New York’s Embodied Carbon Trio
A pair of twin bills—A8456 in the Assembly and S7998 in the Senate—would bake a 15 percent embodied-carbon cut into the New York State Building Code by 2030. Projects over 25 000 ft² get three routes to comply: keep and reuse almost half the existing structure, hit carbon caps on cement, steel, rebar, timber and friends, or run a whole-building life cycle assessment that proves you beat a modeled baseline (NY S7998, 2025). For manufacturers, the common denominator is trustworthy, facility-specific EPD data. No numbers, no ticket to the Empire State’s next construction boom.


A quick primer on the bills
If passed, A8456 and S7998 would instruct the Department of State to rewrite the building code by 1 January 2026 so every big project (new build, addition, or gut renovation over 25 000 ft²) tackles embodied carbon with the same urgency as energy use. The headline target starts at a 15 percent reduction from Carbon Leadership Forum 2023 baselines by 2030 and tightens to 30 percent in 2033 (S7998 §6).

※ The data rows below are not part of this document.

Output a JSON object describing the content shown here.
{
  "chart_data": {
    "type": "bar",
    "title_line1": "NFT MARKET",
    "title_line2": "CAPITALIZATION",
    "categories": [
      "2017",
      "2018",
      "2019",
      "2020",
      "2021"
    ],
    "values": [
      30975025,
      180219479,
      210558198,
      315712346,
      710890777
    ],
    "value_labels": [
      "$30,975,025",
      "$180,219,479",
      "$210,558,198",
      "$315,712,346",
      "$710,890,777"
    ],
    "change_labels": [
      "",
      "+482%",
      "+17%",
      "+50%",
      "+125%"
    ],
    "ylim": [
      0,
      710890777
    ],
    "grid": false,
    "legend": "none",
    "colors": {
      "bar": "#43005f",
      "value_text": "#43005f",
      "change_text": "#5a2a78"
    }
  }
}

Path 1: Reuse 45 percent of the structure
Design teams that keep at least 45 percent of the existing structural shell and limit square footage growth to 50 percent automatically qualify (S7998 §3). Think of it as a two-for-one: fewer truckloads to landfill and fewer new materials to buy. Manufacturers of adaptive-reuse friendly systems—façade anchors, retrofit-ready HVAC housings—get an easy talking point with architects chasing this route.
Path 2: Beat material-level carbon caps
Option 2 zooms in on cradle-to-gate (A1–A3) emissions for concrete, reinforcing steel, structural steel, engineered wood, and any other material the State adds later. Project teams must show that the summed GWP of these products undercuts the industry average by the required percentage (S7998 §4). The proof? Product and facility-specific EPDs. Generic “industry average” declarations will not cut it. If your plant still relies on an outdated, company-wide EPD, you are invisible to specifiers hunting for low-carbon numbers.
Path 3: Prove it with a whole-building LCA
Option 3 lets designers model their proposed building against a functionally equivalent reference and show the mandated carbon delta (S7998 §5). The Department can dictate scope, stages, data sources, even how biogenic carbon is counted. Missing or low-quality EPD inputs ripple through the model and can sink compliance. Translation: manufacturers without credible data risk being value-engineered out.
Timeline checkpoints
- 1 Jan 2026: Code update due
- 2030: 15 percent reduction must be met
- 2033: 30 percent reduction kicks in Dates could shift in rulemaking, but the direction is set. Better to sprint now than scramble later.
What manufacturers should do this quarter
- Inventory every product slated for New York projects in 2026–2030.
- Confirm whether each SKU has a facility-specific Type III EPD less than five years old. No? Budget for one.
- Benchmark against CLF 2023 baselines to spot products already under the threshold and those needing process tweaks.
- Capture plant-level energy, clinker ratio, scrap content, transport modes, and water metrics while they are fresh. Missing data later will stall the LCA model beleive it.
- Line up an experienced LCA partner that can shoulder data wrangling and shepherd the EPD through a reputable program operator. Speed and audit-ready completeness beat bargain rates every time.
Reading the room
Architects and owners have tasted Buy Clean and LEED v5 drafts. They will not wait for Albany to dot every i. Products with clear, third-party verified GWP numbers are already preferred on New York RFQs, according to AIA NY (2025). Manufacturers who arrive at bid time with a polished EPD portfolio will look like the adults in the room.
Bottom line for plant managers and sales teams
New York’s code rewrite flips embodied carbon from a nice-to-have into a permit requirement. The cheapest ton of CO₂ is the one you can document with confidence. Lock in your data, polish your EPDs, and the Empire State market is yours to lose.
Frequently Asked Questions
Does a product need a new EPD if the existing one was published under an expired PCR?
Not immediately. The EPD stays valid until its own five-year sunset, but the next renewal must use the latest PCR or an alternative that fits (ISO 14025).
Will the state publish exact GWP caps for concrete and steel?
Not yet. S7998 tells the Department of State to set caps in rulemaking, likely drawing from Carbon Leadership Forum 2023 baselines and updating every three years.
Can I rely on an industry-average EPD to show compliance under Path 2?
No. The bill explicitly calls for product and facility-specific declarations. Industry averages serve as the baseline you must beat.
What LCA software will New York accept for the whole-building route?
The draft text stays software-agnostic. It points to ISO 21931-1 and comparable standards, so any tool that aligns with those and outputs auditable data should pass muster.
My product ships nationwide. Do I need a New York-only EPD?
A single facility-specific EPD works everywhere, provided the declared unit and transport assumptions match the project scope. Just be ready to disclose delivery distances for the New York jobsite.